インフラDX大賞受賞の地方建設業でもできる「遠隔施工」、奈良のゼネコンが独自装置とStarlinkで実現:第8回 国際 建設・測量展(2/3 ページ)
中和コンストラクションは「CSPI2026」で、インフラDX大賞を受賞した地方建設業による遠隔施工の取り組み成果を発表した。災害復旧現場での安全確保を出発点に、Starlinkや独自開発した遠隔操縦装置を活用し、省人化や生産性向上を目的とした遠隔操作を実現するまでの道のりを適用事例を交えて示した。
安全確保へ、計画段階から遠隔施工を導入
初めての遠隔施工から約3年後の2020年、中和コンストラクションは同じ栗平川湛水池周辺の現場で、再び遠隔施工に挑んだ。最大高低差60メートルの崩壊斜面から不安定な土砂を掘削し、湛水池まで運搬する必要があったためだ。
課題は2つあった。1つは、強雨によって地盤が緩み、地滑りや土砂崩れが再発する可能性が高いこと。もう1つは、危険性の高い箇所で作業することで、オペレーターに心理的ストレスが掛かり、操作ミスや事故につながる恐れがあることだ。
そこで、快適かつ心理的ストレスも抑えるべく、操作室や映像環境を整備した。現場ではバックホー2台とキャリアダンプ3台の計5台に、後付け可能な汎用遠隔操作装置「サロゲート」を設置。建機には360度カメラや前方カメラを取り付け、遠隔操作室では前方映像、俯瞰映像、現場全体の映像を確認できるようにした。操作には、通常の操作感に近いレバー型コントローラーを採用し、現場と遠隔操作室はローカル4Gで結んだ。
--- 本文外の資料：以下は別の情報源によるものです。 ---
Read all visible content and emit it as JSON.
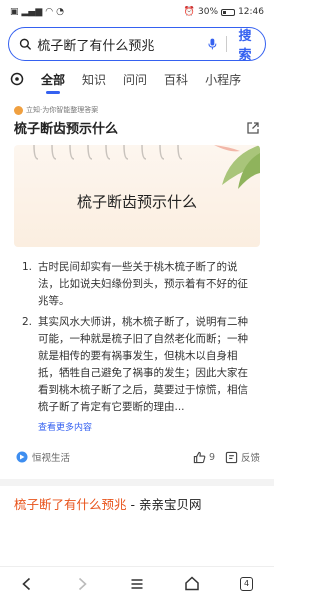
{
  "status_bar": {
    "left_icons": [
      "sim-icon",
      "signal-icon",
      "wifi-icon",
      "notification-icon"
    ],
    "battery_percent": "30%",
    "time": "12:46"
  },
  "search": {
    "query": "梳子断了有什么预兆",
    "button_label": "搜索"
  },
  "tabs": [
    {
      "label": "全部",
      "active": true
    },
    {
      "label": "知识"
    },
    {
      "label": "问问"
    },
    {
      "label": "百科"
    },
    {
      "label": "小程序"
    }
  ],
  "answer_card": {
    "ai_note": "立知·为你智能整理答案",
    "title": "梳子断齿预示什么",
    "hero_title": "梳子断齿预示什么",
    "items": [
      {
        "num": "1.",
        "text": "古时民间却实有一些关于桃木梳子断了的说法，比如说夫妇缘份到头，预示着有不好的征兆等。"
      },
      {
        "num": "2.",
        "text": "其实风水大师讲，桃木梳子断了，说明有二种可能，一种就是梳子旧了自然老化而断；一种就是相传的要有祸事发生，但桃木以自身相抵，牺牲自己避免了祸事的发生；因此大家在看到桃木梳子断了之后，莫要过于惊慌，相信梳子断了肯定有它要断的理由..."
      }
    ],
    "more_link": "查看更多内容",
    "source": "恒视生活",
    "like_count": "9",
    "feedback_label": "反馈"
  },
  "next_result": {
    "title_highlight": "梳子断了有什么预兆",
    "title_rest": " - 亲亲宝贝网"
  },
  "bottom_nav": {
    "tab_count": "4"
  }
}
さらに、約1カ月間のトレーニングを実施し、施工効率を検証した。トレーニング初期は搭乗操作に比べて遠隔施工では作業時間が約1.3倍かかり、施工効率は約75%に低下した。その後、カメラ位置やモニター視野角の調整、距離感を把握するためにモニターへテープを貼る工夫などを重ね、作業効率を約90%まで改善した。
実施工では、掘削作業で約85%、法面整形で約67%の施工効率となった。大浦氏は「掘削は十分な成果だが、法面整形といった複雑な操作には、まだ改善の余地がある」と話した。